The revolution will be posted on this blog
As a result of the imaginatively titled “Computers for Teachers” scheme, Emma’s been given a laptop in order for her to obsessively play Solitaire. To her credit, although she’s unlikely to ever test the outer limits of its functionality, the first thing she did was create a short PowerPoint presentation for my benefit.
The first slide informed me of “the rules” relating to use of the laptop. There was just one; that Emma could make them up as she went along. Subsequent slides informed that, as she embarks on six weeks of summer holiday, she would be engaging in a large amount of sleeping, shopping, reading, sun bathing, and playing with the cats. If she’s not too busy she may do some stuff on the kitchen project – perhaps in celebration of the second anniversary of its inception.
It’s about time the government coughed up with a free laptop for us; after all it’s over three years since they gave us £500 towards a new PC.
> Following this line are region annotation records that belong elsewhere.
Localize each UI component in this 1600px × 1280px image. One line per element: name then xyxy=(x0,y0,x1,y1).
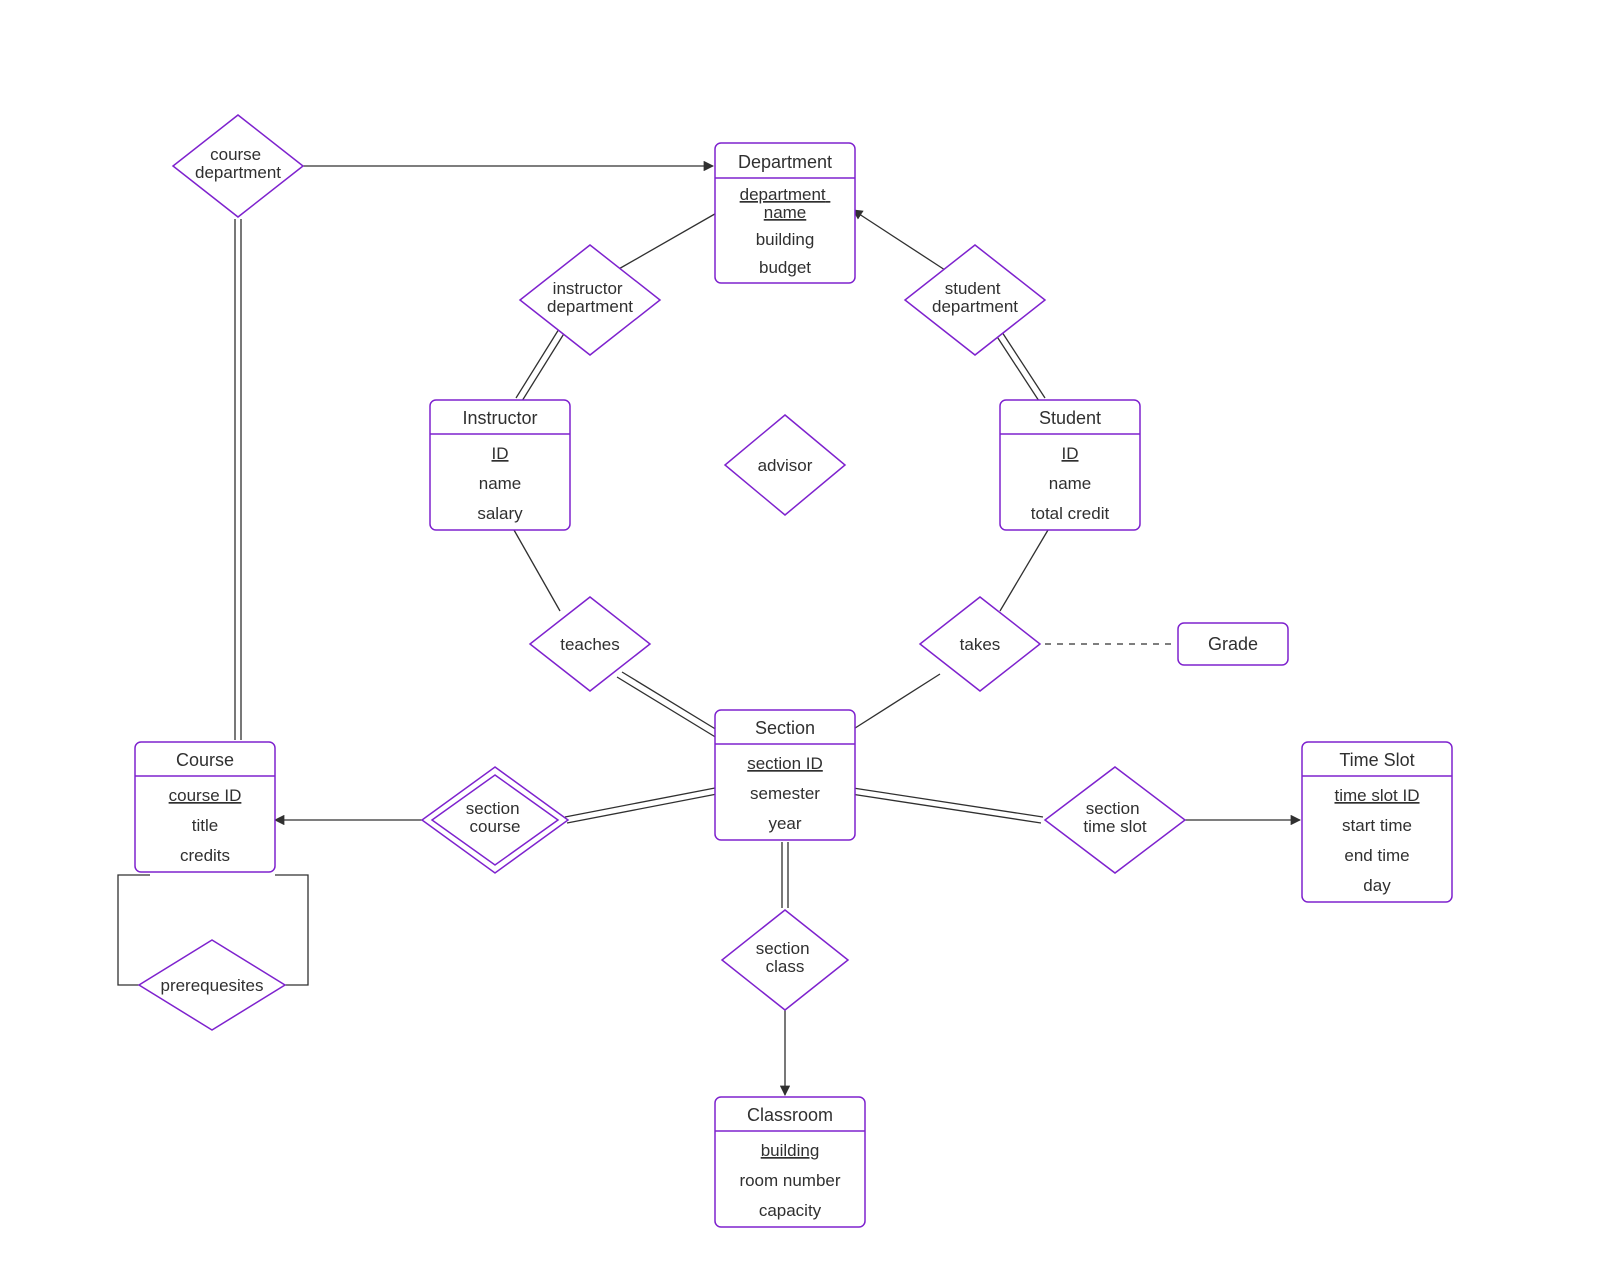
edge-sectioncourse-to-section-double xyxy=(565,788,717,823)
relation-section-time-slot: section time slot xyxy=(1045,767,1185,873)
edge-coursedept-to-course-double xyxy=(235,219,241,740)
edge-sectionclass-to-section-double xyxy=(782,842,788,908)
entity-attr: salary xyxy=(477,504,523,523)
relation-course-department: course department xyxy=(173,115,303,217)
edge-takes-to-section xyxy=(852,674,940,730)
entity-title: Department xyxy=(738,152,832,172)
relation-teaches: teaches xyxy=(530,597,650,691)
relation-section-course: section course xyxy=(422,767,568,873)
edge-instrdept-to-instructor-double xyxy=(516,329,565,401)
svg-text:instructor department: instructor department xyxy=(547,279,633,316)
svg-text:section time slot: section time slot xyxy=(1083,799,1147,836)
entity-attr: room number xyxy=(739,1171,840,1190)
entity-attr: capacity xyxy=(759,1201,822,1220)
entity-attr: name xyxy=(1049,474,1092,493)
entity-grade: Grade xyxy=(1178,623,1288,665)
entity-attr: end time xyxy=(1344,846,1409,865)
relation-prerequisites: prerequesites xyxy=(139,940,285,1030)
edge-studdept-to-student-double xyxy=(994,329,1045,401)
edge-teaches-to-section-double xyxy=(617,672,722,738)
edge-prereq-left xyxy=(118,875,157,985)
edge-sectiontimeslot-to-section-double xyxy=(851,788,1043,823)
entity-attr: building xyxy=(761,1141,820,1160)
relation-advisor: advisor xyxy=(725,415,845,515)
entity-title: Instructor xyxy=(462,408,537,428)
entity-attr: total credit xyxy=(1031,504,1110,523)
svg-text:prerequesites: prerequesites xyxy=(160,976,263,995)
entity-section: Section section ID semester year xyxy=(715,710,855,840)
entity-attr: budget xyxy=(759,258,811,277)
entity-department: Department department name building budg… xyxy=(715,143,855,283)
entity-title: Time Slot xyxy=(1339,750,1414,770)
edge-teaches-to-instructor xyxy=(514,530,560,611)
entity-attr: ID xyxy=(492,444,509,463)
entity-attr: ID xyxy=(1062,444,1079,463)
er-diagram: Department department name building budg… xyxy=(0,0,1600,1280)
entity-classroom: Classroom building room number capacity xyxy=(715,1097,865,1227)
svg-text:teaches: teaches xyxy=(560,635,620,654)
edge-takes-to-student xyxy=(1000,530,1048,611)
relation-takes: takes xyxy=(920,597,1040,691)
entity-attr: time slot ID xyxy=(1334,786,1419,805)
entity-attr: section ID xyxy=(747,754,823,773)
entity-attr: year xyxy=(768,814,801,833)
entity-attr: start time xyxy=(1342,816,1412,835)
entity-title: Course xyxy=(176,750,234,770)
entity-attr: building xyxy=(756,230,815,249)
svg-text:advisor: advisor xyxy=(758,456,813,475)
svg-text:section course: section course xyxy=(466,799,525,836)
edge-instrdept-to-department xyxy=(617,207,727,270)
edge-studdept-to-department xyxy=(853,210,945,270)
entity-attr: title xyxy=(192,816,218,835)
entity-attr: semester xyxy=(750,784,820,803)
entity-title: Student xyxy=(1039,408,1101,428)
entity-title: Grade xyxy=(1208,634,1258,654)
relation-instructor-department: instructor department xyxy=(520,245,660,355)
edge-prereq-right xyxy=(267,875,308,985)
entity-attr: name xyxy=(479,474,522,493)
entity-attr: day xyxy=(1363,876,1391,895)
entity-title: Section xyxy=(755,718,815,738)
relation-student-department: student department xyxy=(905,245,1045,355)
entity-student: Student ID name total credit xyxy=(1000,400,1140,530)
entity-course: Course course ID title credits xyxy=(135,742,275,872)
relation-section-class: section class xyxy=(722,910,848,1010)
entity-attr: credits xyxy=(180,846,230,865)
entity-attr: course ID xyxy=(169,786,242,805)
entity-title: Classroom xyxy=(747,1105,833,1125)
entity-timeslot: Time Slot time slot ID start time end ti… xyxy=(1302,742,1452,902)
entity-instructor: Instructor ID name salary xyxy=(430,400,570,530)
svg-text:takes: takes xyxy=(960,635,1001,654)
The appearance of the Notebook has implications for this blog; I can now post in front of the telly, so I can watch The Cheeky Girls (bodies like Baywatch, faces like Crimewatch) performing their risible new single “A Cheeky Holiday”. I can watch Eat My Goal on CD:UK and hear the ‘Latest football scores’, including “Toy Story 2 How The West Was 1”.
The net effect on the quality of this blog (what do you mean, what quality?) is to be confirmed, I’m well aware that this country can only sustain three decent TV channels, with ITV and five being a crock of poo. Can this blog sustain my almost unlimited access to a keyboard? Will I have to refer to downgrade sexual innuendo, rehashed tired old stories, celebrity tittle tattle and sensationalised trivia to keep things going?
Oh alright then, how about…
Will I have to refer to more downgrade sexual innuendo, more rehashed tired old stories, more celebrity tittle tattle and more sensationalised trivia to keep things going?